I’m going to weave a few themes together for you today; it’ll make sense by the end.
We begin with a friend’s comment last week about robots taking everyone’s jobs. I called him on the lump-of-labor fallacy—there isn’t a fixed amount of work to be done in an economy and therefore technology only creates jobs. You can argue the fallacy as much as you like, but don’t talk about robots taking our jobs until you’re aware of it.
I wrote about robots in the past, when Paul Krugman popularized it in December 2012. I’ve revisited it and found an interesting exchange between Sandwichman and Nick Rowe that I missed last year.
To summarize: Sandwichman argued that the lump-of-labor fallacy is really Say’s Law in disguise. Say’s Law is to me a confusing, contentious tautology that evades a concise rendition. My crack? An economy’s production supplies it with sufficient purchasing power to consume that production. Thus, under normal circumstances there can be no general surpluses, including labor. Keyensians, including Krugman, reject the strict use of Say’s Law but for some reason still point at the lump-of-labor fallacy.
Rowe countered that technology’s impact depends on people’s preferences and money. People can simply consume more of what they make, or the central bank needs to give them more money to increase their consumption. I didn’t like some parts of Rowe’s model, but his last, parenthetical paragraph closes the issue perfectly: Technology is only a problem if it displaces workers from land.
I’m starting to think that maybe just about all productivity advances substitute for land and not labor, which is good. The converse is rare, e.g. Dutch disease scenarios where technology makes it easier and more profitable to extract oil than pay workers to make stuff. The workers don’t get the benefits, unlike the landowners, and they can’t leave the country. The land question precedes and supersedes any discussion of technology.
Theme number two is “cost disease,” the explanation of higher college tuition costs on lack of productivity improvements in lecturing. The illustration for cost disease is a string quartet, which takes the same quantity of labor to produce as ever. Cost disease came up twice in the legal-education context in the last few weeks. Once by a dean claiming that scambloggers ignore it, and again by a study pointing at federal student lending as the fuel for higher college tuition, aka the Bennett hypothesis.
I chewed on these two ideas while at … the Saint Paul Chamber Orchestra, which was performing Aaron Copeland’s Appalachian Spring with some other stuff for padding. It was a real treat, and right at the finale of Mozart’s Piano Concerto No. 24 in C minor*, it all came together. It was a really rewarding feeling.
(* Mozart only composed one other piece in a minor key. I have absolutely no ear to tell keys, but it was lovely.)
So, what does last year’s lump-of-labor discussion tell us about cost disease?

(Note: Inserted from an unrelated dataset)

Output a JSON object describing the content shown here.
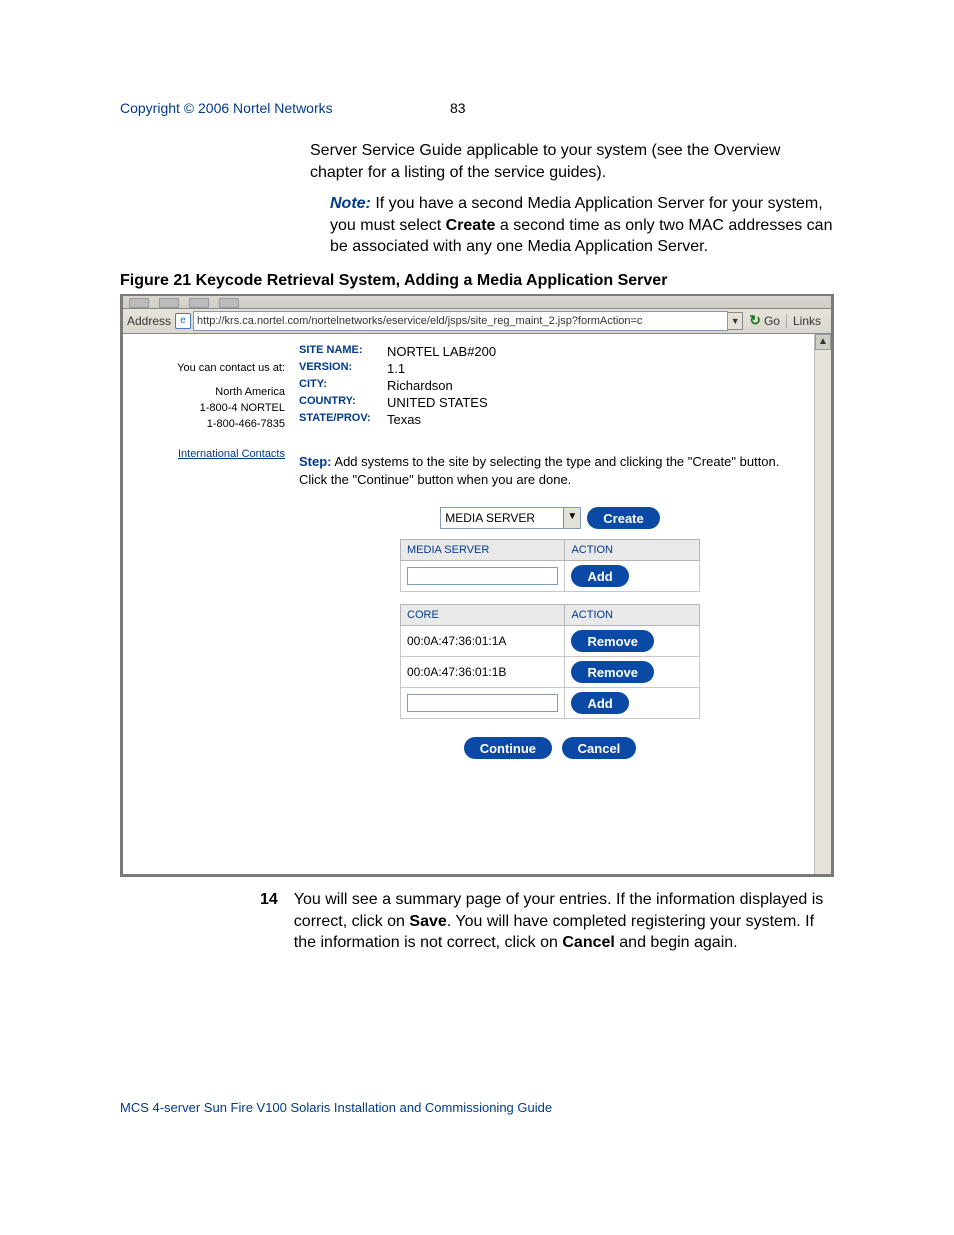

We can set up a model just as Rowe did for Sandwichman, but instead of labor hours, as a good Georgist I’ll use land. 60 people live and work on 60 hectares; 30 grow apples and 30 grow bananas, one each of everything. (Numbers divisible by 12 are always good.) Nobody wants their own type of product, so they trade for the other. Someone stumbles on an apple-growing process that doubles productivity. One of three things happens:
(a) The apple growers each double their output, leaving the bananas constant. 30 hectares grows 60 apples, 30 hectares grows 30 bananas. The ratio of apples to bananas doubles to 2:1, but bananas’ share of the output has fallen to one third. The apple growers really want those bananas.
(b) Banana growers really want their apples, so 20 apple growers double their output, but 10 apple growers switch to banana cultivation. 20 hectares creates 40 apples, and 40 hectares creates 40 bananas. This situation creates an equilibrium for the ratio of apples to bananas, 1:1.
(c) Same as (b), but the 10 hectares shifted to banana production go to a third commodity. This situation is essentially identical to (a), since bananas are what we care about.
Cost disease says that higher education is like situation (a) (and (c)). Productivity “enables” people to satisfy their preferences for the same stuff when we want it to increase their purchasing power to demand new stuff. Here, the more productivity increases, the more income goes to the unproductive.
Now for the twist: If banana-production technology never improves, and people’s appetite for bananas doesn’t wane, we can say that the supply of bananas is inelastic—insensitive to changes in price. But that’s exactly what proponents of the Bennett hypothesis argue: Higher education is a positional good, so educators absorb money lent to students to buy it.
So what’s the difference between the Bennett hypothesis and cost disease? Formally, they’re the same, so the policy responses should be the same: Lending money to people to buy educations that don’t respond to price changes is no different than increasing their productivity, ergo don’t lend the money. Just as Sandwichman argued that Say’s Law is the lump-of-labor fallacy, so too is the cost disease really the Bennett hypothesis.
The function of cost disease, though, I think is different. It’s raised to neutralize the positional-goods argument implied by the Bennett hypothesis. It’s not that education is a rat race, they argue; rather, it’s that we can’t make the rat race better.
If that sounds like a non sequitur, it’s because it is, but with logic like that we needn’t worry about robots replacing the profs.